The Nenets traditional clothing include a malitsa (long puller piece of clothing made out of reindeer pelts with the fur on the inside and with a sewn on hood and gloves) and sovik (clothing item worn with fur on the outside, also had a sewn on hood but no gloves) during bitter frost and snowstorms for men and a yagushka for women, pimy (high fur boots) are the traditional fur footwear, made from reindeer skin taken from the legs of the animal which called Kamus. Women’s clothing, called panitsa, or yagushka was made out of reindeer fur, with the fur on both, the inside and the outside with reindeer or arctic fox polar and sewn on gloves. The Nenets did not have special clothes for the summer. Festive clothing differed from everyday clothing. Women’s festive clothing was richly decorated with fur ornaments, and the men’s festive clothing was of a lighter colour. The double layer clothing with fur on the inside and the outside was adapted to severe winter cold and had hygienic qualities.
The chum is a temporary dwelling used by the nomadic. It is the living space for them. Made of tall poles in the form of a cone and covered with sewn together reindeer skin for use in winter and canvas in the summer. In the centre of the chum they set up metal stove.
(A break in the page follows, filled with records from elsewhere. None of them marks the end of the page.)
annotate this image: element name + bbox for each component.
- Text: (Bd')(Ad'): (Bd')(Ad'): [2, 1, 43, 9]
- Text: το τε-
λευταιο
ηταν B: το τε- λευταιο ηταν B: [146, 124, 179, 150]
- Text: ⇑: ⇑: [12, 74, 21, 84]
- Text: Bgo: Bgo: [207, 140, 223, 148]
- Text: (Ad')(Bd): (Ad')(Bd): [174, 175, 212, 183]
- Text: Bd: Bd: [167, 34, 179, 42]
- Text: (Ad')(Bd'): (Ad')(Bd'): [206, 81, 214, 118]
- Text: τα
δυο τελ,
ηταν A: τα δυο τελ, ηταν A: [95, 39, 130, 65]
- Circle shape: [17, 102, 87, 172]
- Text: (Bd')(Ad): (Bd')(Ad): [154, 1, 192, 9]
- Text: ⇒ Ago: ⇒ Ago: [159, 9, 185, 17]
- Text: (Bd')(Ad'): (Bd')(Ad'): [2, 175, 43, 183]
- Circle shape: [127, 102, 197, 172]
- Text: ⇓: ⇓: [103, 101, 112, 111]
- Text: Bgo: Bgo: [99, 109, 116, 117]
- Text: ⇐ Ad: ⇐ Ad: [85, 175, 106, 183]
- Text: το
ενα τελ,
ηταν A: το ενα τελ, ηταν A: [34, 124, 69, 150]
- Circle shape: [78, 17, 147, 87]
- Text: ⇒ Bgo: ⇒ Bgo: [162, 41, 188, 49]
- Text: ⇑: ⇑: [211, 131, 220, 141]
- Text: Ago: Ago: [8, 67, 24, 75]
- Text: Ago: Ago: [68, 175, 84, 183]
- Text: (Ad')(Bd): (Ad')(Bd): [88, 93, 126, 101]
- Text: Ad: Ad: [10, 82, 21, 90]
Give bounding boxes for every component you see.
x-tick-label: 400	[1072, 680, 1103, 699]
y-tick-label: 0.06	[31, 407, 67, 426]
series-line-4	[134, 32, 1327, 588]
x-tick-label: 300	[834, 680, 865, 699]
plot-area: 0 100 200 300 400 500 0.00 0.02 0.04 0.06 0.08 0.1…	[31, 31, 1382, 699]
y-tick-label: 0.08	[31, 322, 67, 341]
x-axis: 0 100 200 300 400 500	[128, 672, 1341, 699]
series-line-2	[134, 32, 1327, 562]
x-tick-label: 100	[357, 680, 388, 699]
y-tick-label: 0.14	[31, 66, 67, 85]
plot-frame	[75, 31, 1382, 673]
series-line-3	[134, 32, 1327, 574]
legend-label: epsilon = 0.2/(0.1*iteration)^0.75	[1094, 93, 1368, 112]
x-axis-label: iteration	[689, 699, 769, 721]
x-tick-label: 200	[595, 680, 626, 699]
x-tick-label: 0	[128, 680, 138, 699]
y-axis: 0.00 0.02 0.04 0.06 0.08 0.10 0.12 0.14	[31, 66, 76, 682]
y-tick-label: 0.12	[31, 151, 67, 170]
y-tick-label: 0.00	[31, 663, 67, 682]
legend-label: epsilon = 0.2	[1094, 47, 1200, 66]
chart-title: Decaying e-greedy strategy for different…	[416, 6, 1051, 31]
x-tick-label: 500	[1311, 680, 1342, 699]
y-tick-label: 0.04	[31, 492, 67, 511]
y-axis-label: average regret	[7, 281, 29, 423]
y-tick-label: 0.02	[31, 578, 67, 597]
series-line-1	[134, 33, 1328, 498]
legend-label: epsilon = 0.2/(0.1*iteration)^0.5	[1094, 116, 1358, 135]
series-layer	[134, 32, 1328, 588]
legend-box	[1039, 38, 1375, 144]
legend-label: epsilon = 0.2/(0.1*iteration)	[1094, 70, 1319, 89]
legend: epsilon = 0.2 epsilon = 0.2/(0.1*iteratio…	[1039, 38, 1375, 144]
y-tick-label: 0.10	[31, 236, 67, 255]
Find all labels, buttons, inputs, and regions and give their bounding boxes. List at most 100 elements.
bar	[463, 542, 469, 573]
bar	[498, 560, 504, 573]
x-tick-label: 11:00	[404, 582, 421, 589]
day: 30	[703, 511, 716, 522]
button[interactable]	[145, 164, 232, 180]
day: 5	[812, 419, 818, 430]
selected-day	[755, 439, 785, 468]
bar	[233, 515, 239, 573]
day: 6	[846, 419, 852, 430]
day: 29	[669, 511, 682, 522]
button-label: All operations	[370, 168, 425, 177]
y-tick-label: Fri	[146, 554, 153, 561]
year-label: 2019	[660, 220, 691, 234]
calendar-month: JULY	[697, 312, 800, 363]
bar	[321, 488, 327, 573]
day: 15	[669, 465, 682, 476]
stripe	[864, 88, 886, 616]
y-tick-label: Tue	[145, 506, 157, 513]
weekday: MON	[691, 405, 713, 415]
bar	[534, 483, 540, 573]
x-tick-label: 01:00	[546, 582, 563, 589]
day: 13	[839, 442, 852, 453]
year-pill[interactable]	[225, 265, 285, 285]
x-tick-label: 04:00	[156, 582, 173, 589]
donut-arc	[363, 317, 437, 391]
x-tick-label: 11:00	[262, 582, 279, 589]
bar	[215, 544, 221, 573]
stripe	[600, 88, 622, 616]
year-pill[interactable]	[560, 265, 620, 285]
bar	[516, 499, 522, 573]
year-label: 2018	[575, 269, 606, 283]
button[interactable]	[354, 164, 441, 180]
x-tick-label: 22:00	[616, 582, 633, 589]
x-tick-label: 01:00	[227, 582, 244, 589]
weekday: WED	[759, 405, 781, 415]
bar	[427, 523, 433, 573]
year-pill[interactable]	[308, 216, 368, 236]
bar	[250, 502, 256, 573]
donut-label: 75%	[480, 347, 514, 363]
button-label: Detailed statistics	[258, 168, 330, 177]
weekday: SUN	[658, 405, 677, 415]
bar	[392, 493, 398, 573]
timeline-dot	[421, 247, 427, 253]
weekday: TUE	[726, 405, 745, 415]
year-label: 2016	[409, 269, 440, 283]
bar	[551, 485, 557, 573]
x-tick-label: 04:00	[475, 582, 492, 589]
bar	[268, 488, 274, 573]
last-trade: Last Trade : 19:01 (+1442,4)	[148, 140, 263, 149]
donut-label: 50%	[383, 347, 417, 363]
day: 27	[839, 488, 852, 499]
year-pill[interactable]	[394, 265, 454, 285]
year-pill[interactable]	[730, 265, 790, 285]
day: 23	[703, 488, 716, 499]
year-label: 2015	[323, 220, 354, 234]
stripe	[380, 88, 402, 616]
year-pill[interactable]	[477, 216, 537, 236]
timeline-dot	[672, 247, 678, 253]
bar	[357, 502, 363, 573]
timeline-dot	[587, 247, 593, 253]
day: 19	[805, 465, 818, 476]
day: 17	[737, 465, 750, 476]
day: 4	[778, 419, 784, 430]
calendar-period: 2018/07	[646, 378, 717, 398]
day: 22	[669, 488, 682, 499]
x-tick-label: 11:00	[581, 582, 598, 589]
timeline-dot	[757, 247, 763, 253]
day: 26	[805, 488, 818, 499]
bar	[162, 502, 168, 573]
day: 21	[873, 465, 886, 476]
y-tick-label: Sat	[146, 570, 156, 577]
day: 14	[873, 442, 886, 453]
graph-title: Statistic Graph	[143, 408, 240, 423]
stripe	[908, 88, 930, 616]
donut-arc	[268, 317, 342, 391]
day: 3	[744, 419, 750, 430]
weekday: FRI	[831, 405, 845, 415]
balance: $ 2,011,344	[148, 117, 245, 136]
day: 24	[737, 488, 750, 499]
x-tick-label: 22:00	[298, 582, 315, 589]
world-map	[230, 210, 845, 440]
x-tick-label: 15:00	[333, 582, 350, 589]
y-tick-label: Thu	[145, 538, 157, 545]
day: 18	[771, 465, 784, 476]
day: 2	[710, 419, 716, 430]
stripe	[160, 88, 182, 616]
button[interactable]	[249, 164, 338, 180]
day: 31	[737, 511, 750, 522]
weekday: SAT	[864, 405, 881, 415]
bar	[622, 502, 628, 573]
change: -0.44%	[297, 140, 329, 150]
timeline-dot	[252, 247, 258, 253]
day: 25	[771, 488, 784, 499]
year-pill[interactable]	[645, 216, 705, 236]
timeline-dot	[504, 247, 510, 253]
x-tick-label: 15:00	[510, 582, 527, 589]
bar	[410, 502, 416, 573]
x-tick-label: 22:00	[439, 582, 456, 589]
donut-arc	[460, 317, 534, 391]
The floor is covered with willow twigs on top of which woven mats/board are placed and last reindeer skins. It serve as sleeping places.
All cookware, dishes, and clothes are hung inside the tent on poles or ropes. What is not needed for that day remains unpacked and is kept on the sled. There are several types of sleds : men’s, women’s, children’s, and cargo. Each reindeer team has one specially trained lead reindeer that goes in front of a team of four to six reindeer.
Nenets lifestyle is bound to the annual migration cycle of the reindeer. Their herds travel for more than thousand kilometres every year. An abundance of reindeer moss is extremely important when choosing the place for winter camping. A winter tent is set up in one place for two weeks or more. Every day the herders make a long trip in order to gather the whole herd. The reindeer that had wandered away, are brought back by herding dogs.
When there is no more reindeer moss left near the camp, the herd is driven to a new location. However the tent stays in its place and is moved only when the distance between it and the new grazing area becomes too long. Deep winter snow and the ice crust that forms during cold spells after a thaw are extremely unfavourable for reindeer herding. At those times, many reindeer die of hunger not being able to get to reindeer moss through the deep snow.